= Glenda Guest =

Australian novelist

Glenda Guest is an Australian novelist.
Her novel, Siddon Rock, won the 2010 Commonwealth Writers' Prize, Best First Novel.

==Life==
She grew up in Bruce Rock, Western Australia, but left that state when she was in her early 20s moving, first, to Canberra, then to Melbourne when her marriage dissolved. From there she moved around the eastern seaboard with her husband Colin. Glenda is currently living in Merimbula on the far south coast of NSW.
Glenda is a strong supporter of Varuna, The Writers' House, where she did much of the writing for Siddon Rock.
She teaches at Macquarie University, and Griffith University.

==Works==

- Siddon Rock, was the creative component of Glenda's PhD undertaken at Griffith University, Gold Coast, at a time when creative writing post graduate degrees were rare. The novel takes the world literature mode of magic realism and locates it in the Australian landscape, something that had not previously been done in Australian literature.

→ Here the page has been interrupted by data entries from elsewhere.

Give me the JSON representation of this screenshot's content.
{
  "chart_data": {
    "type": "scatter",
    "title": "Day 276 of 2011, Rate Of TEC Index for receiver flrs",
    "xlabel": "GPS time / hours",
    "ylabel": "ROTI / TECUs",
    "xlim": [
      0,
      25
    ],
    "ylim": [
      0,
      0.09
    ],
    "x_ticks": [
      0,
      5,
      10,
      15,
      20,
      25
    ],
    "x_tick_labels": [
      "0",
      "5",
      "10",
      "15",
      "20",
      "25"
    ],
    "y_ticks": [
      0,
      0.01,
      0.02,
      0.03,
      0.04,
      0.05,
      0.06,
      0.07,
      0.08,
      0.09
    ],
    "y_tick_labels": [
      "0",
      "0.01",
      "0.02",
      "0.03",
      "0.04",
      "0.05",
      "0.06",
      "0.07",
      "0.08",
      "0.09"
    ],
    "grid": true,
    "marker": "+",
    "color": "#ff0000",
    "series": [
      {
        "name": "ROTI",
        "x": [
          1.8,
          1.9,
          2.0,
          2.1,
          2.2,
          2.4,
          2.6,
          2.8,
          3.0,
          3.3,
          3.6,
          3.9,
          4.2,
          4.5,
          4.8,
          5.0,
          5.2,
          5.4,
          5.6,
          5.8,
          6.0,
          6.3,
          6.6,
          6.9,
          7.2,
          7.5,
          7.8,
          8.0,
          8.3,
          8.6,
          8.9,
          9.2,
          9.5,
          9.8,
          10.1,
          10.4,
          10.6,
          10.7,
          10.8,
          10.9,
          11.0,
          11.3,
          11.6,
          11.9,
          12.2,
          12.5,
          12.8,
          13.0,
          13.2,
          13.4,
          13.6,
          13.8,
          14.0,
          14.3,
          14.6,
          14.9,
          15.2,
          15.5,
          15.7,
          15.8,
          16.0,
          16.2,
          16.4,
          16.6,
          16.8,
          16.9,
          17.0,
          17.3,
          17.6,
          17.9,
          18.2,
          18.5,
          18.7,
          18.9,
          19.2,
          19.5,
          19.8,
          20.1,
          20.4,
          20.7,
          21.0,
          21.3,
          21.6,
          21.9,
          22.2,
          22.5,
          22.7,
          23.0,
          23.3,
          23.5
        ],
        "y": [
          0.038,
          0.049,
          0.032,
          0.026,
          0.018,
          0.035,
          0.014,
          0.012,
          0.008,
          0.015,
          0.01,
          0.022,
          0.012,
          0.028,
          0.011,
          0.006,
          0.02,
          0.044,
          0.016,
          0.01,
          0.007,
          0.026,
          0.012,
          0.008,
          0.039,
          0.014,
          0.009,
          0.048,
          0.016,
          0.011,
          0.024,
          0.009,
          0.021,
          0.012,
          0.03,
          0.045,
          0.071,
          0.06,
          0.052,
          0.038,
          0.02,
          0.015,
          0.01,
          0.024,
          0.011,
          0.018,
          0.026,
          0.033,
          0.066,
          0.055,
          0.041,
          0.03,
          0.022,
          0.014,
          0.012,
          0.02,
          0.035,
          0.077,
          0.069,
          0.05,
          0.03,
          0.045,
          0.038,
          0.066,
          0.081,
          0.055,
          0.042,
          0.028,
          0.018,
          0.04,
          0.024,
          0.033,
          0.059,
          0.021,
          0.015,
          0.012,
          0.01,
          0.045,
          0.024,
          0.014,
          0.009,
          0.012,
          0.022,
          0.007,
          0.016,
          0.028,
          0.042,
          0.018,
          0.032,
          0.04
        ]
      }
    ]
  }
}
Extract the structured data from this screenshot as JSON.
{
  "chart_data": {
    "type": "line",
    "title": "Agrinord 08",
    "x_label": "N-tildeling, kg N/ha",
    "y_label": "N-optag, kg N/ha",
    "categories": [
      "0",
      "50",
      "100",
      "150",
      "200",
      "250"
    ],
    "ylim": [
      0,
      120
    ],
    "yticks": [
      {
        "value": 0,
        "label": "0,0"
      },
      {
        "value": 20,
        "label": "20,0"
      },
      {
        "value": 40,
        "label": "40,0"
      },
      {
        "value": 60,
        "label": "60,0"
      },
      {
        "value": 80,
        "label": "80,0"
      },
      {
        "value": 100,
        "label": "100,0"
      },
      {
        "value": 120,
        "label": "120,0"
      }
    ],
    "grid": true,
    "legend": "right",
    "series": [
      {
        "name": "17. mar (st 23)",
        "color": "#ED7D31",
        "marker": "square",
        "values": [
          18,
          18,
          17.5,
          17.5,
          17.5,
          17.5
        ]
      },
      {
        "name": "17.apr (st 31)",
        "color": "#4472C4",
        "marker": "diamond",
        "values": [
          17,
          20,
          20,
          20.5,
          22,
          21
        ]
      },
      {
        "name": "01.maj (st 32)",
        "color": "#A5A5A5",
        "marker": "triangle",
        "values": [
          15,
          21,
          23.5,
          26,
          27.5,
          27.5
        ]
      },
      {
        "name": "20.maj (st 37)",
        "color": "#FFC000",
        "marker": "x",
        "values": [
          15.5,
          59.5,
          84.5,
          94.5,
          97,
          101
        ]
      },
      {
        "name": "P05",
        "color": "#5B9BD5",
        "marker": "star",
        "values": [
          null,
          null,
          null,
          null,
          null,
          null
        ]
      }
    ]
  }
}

Siddon Rock was published by Random House Australia, 2009, ISBN 978-1-74166-640-3, and then won the Commonwealth Writers Prize, Best First Novel 2010. In that same year it was also long-listed for the Miles Franklin Award, short listed for the UTS Glenda Adams Award for New Writing, short listed ABIA best newcomer and short listed for the inaugural Randwick Literary Award 2010.
- A Week in the Life of Cassandra Aberline (Text Publishing, Melbourne) was released on 29 January 2018.